By the end of the Badgers’ 85-31 trouncing of the Owls, a slightly different picture than the expected interior-heavy attack had unfolded. Sophomore guards Ben Brust and Josh Gasser tied for the team-lead with 14 points, while star senior point guard Jordan Taylor finished with seven – though he did add a game-high seven assists.

Neither of the performances by Brust and Gasser was startling, though they were very welcome as head coach Bo Ryan looks to see what he can glean from the non-conference slate. Brust is widely expected to be one of the first players off the bench (he was the first Saturday), and Gasser is coming off a record-setting freshman season in which he finished fourth on the team in scoring (5.9 points per game). Despite earning limited playing time last season, Brust developed a reputation as a lethal outside shooter with a knack for getting himself open, especially coming off ball screens.

Indeed, Brust was on point from behind the arc Saturday in sinking four of his eight three-pointers. His only other basket came on a layup halfway through the first half, when, after a KSU turnover, Brust led UW’s fastbreak with a teammate on each side of the court. Seeing just two Owl defenders spread out a bit front of him, Brust accelerated, split directly through them and finished with a slick layup. The play, largely lost in the ridiculousness of the matchup (e.g., Kennesaw State scored just eight points in the first half), revealed another element that Brust can provide off the bench, outside of simply an outside shooter.

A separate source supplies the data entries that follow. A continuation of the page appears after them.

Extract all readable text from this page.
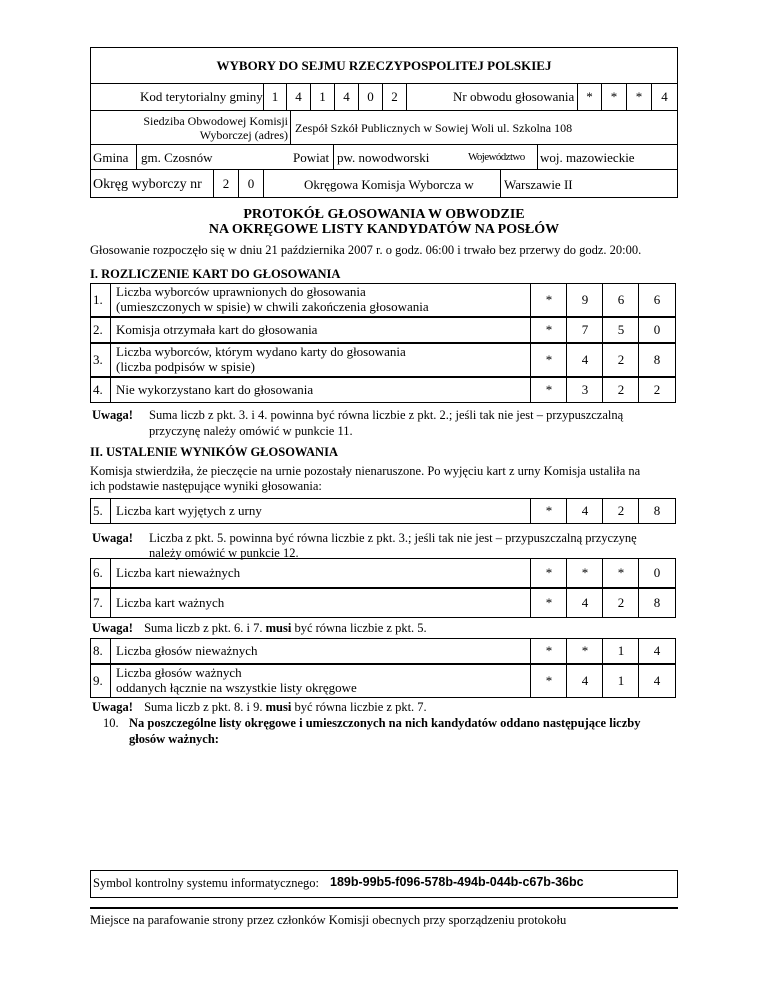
WYBORY DO SEJMU RZECZYPOSPOLITEJ POLSKIEJ
Kod terytorialny gminy 1	4	1	4	0	2	Nr obwodu głosowania *	*	*	4
Siedziba Obwodowej Komisji
Wyborczej (adres) Zespół Szkół Publicznych w Sowiej Woli ul. Szkolna 108
Gmina gm. Czosnów	Powiat pw. nowodworski	Województwo	woj. mazowieckie
Okręg wyborczy nr	2	0	Okręgowa Komisja Wyborcza w Warszawie II
PROTOKÓŁ GŁOSOWANIA W OBWODZIE
NA OKRĘGOWE LISTY KANDYDATÓW NA POSŁÓW
Głosowanie rozpoczęło się w dniu 21 października 2007 r. o godz. 06:00 i trwało bez przerwy do godz. 20:00.
I. ROZLICZENIE KART DO GŁOSOWANIA
1.
Liczba wyborców uprawnionych do głosowania
(umieszczonych w spisie) w chwili zakończenia głosowania	*	9	6	6
2. Komisja otrzymała kart do głosowania	*	7	5	0
3.
Liczba wyborców, którym wydano karty do głosowania
(liczba podpisów w spisie)	*	4	2	8
4. Nie wykorzystano kart do głosowania	*	3	2	2
Uwaga! Suma liczb z pkt. 3. i 4. powinna być równa liczbie z pkt. 2.; jeśli tak nie jest – przypuszczalną
przyczynę należy omówić w punkcie 11.
II. USTALENIE WYNIKÓW GŁOSOWANIA
Komisja stwierdziła, że pieczęcie na urnie pozostały nienaruszone. Po wyjęciu kart z urny Komisja ustaliła na
ich podstawie następujące wyniki głosowania:
5. Liczba kart wyjętych z urny	*	4	2	8
6. Liczba kart nieważnych	*	*	*	0
7. Liczba kart ważnych	*	4	2	8
8. Liczba głosów nieważnych	*	*	1	4
9.
Liczba głosów ważnych
oddanych łącznie na wszystkie listy okręgowe	*	4	1	4
Uwaga! Liczba z pkt. 5. powinna być równa liczbie z pkt. 3.; jeśli tak nie jest – przypuszczalną przyczynę
należy omówić w punkcie 12.
Uwaga! Suma liczb z pkt. 6. i 7. musi być równa liczbie z pkt. 5.
Uwaga! Suma liczb z pkt. 8. i 9. musi być równa liczbie z pkt. 7.
10. Na poszczególne listy okręgowe i umieszczonych na nich kandydatów oddano następujące liczby
głosów ważnych:
Symbol kontrolny systemu informatycznego: 189b-99b5-f096-578b-494b-044b-c67b-36bc
Miejsce na parafowanie strony przez członków Komisji obecnych przy sporządzeniu protokołu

Gasser’s points came mainly from behind the arc as well, as his 4-for-4 shooting day came entirely from three-point territory. He added two free throws late in the first half, and also added four assists and four rebounds.

A first glimpse at the freshmen

Beyond noting the rotations and first players off the bench, the first look at the freshmen is essentially the only other significant aspect of these early-season contests. The Badgers got a look at two Saturday afternoon, guard Traevon Jackson and forward Frank Kaminsky.

Jackson, a 6-foot-2, 215-pound Westerville, Ohio native, appears to have strength and offensive skills beyond that of the typical freshman. He’s also the son of former Ohio State great and 14-year NBA player Jim Jackson. He saw 13 minutes of playing time against Kennesaw State, behind only the starting five, Brust and senior guard/forward Rob Wilson (15 minutes). Jackson finished with 1 for 2 from the field, the lone shot coming from behind the arc, and two rebounds.

Kaminsky, meanwhile, played 10 minutes, scored five points on 2-for-3 shooting, and pulled down five rebounds. At 6-foot-11, 230 pounds, the Lisle, Ill. native is expected to be another young contributor that has a precociously high basketball I.Q.

The other two freshmen that might see the court this season, guard George Marshall and forward Jarrod Uthoff, did not Saturday. After the game, Ryan said they both came very close to seeing the floor, and any redshirt decisions will not be made for a while. With the very, very early rotation seeming to be set with the starting five and then Brust, Wilson, Jackson, sophomore forward Duje Dukan and Kaminsky, they likely face an uphill battle to see minutes beyond any quick looks Ryan might give them in these non-conference games.